2., bearb u. erweit. Aufl. 2002. 332 S. DIN A5. Broschur
EURO 29,95 (unverbindliche Preisempfehlung)
ISBN 978-3-89796-070-1
Filmstudien. Herausgegeben v. Thomas Koebner. Band 13


Die Filme des umstrittenen dänischen Regisseurs Lars von Trier (*1956) erfreuen sich spätestens seit der Kultserie "Geister" (1994) und dem Liebesdrama "Breaking the Waves" (1996) großer Popularität.
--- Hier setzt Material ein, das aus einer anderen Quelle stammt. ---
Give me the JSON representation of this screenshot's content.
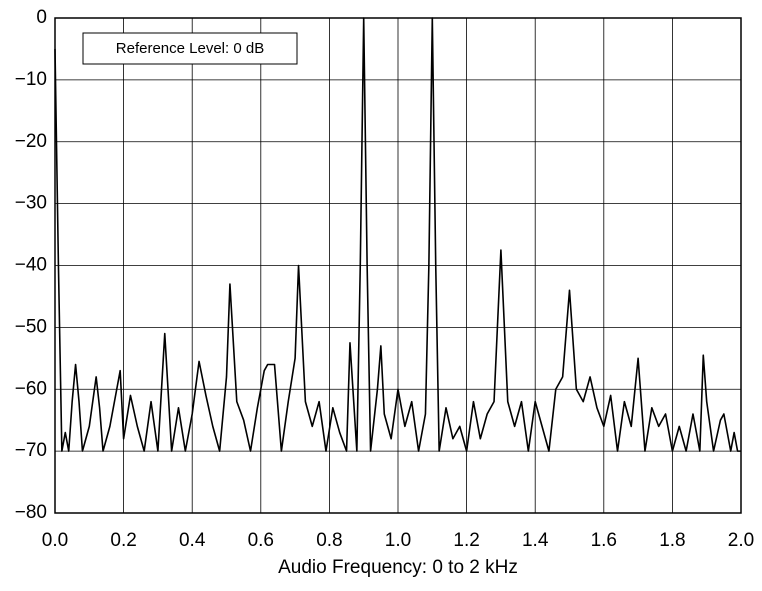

Das Buch möchte die bisherige einseitige Einordnung der Filme in einen skeptischen Postmodernismus, der sich in Triers Faszination für Verfall und Apokalypse äußert, um eine Lesart erweitern, nach der sich bei ihm neben dem oft ironischen Besingen des Untergangs auch ein ernsthaftes, hoffnungsgeladenes Streben nach Harmonie behauptet. Die vermeintliche Eindeutigkeit der Filme entpuppt sich schnell als geschickt inszenierte Oberfläche, unter der sich eine verunsichernde Ambivalenz verbirgt. Das alle Ebenen umfassende Oszillieren zwischen gegensätzlichen Polen lässt die Filme zu Vexierbildern werden, die sich der konventionellen Bewertung immer wieder entziehen oder sie zumindest erschweren. Im Hauptteil des Buches werden sämtliche Filme Triers eingehend analysiert. Die Studie wird ergänzt durch eine ausführliche Bibliographie, die neben der deutsch-, englisch- und französischsprachigen v.a. auch die umfangreiche Literatur in dänischer Sprache anführt.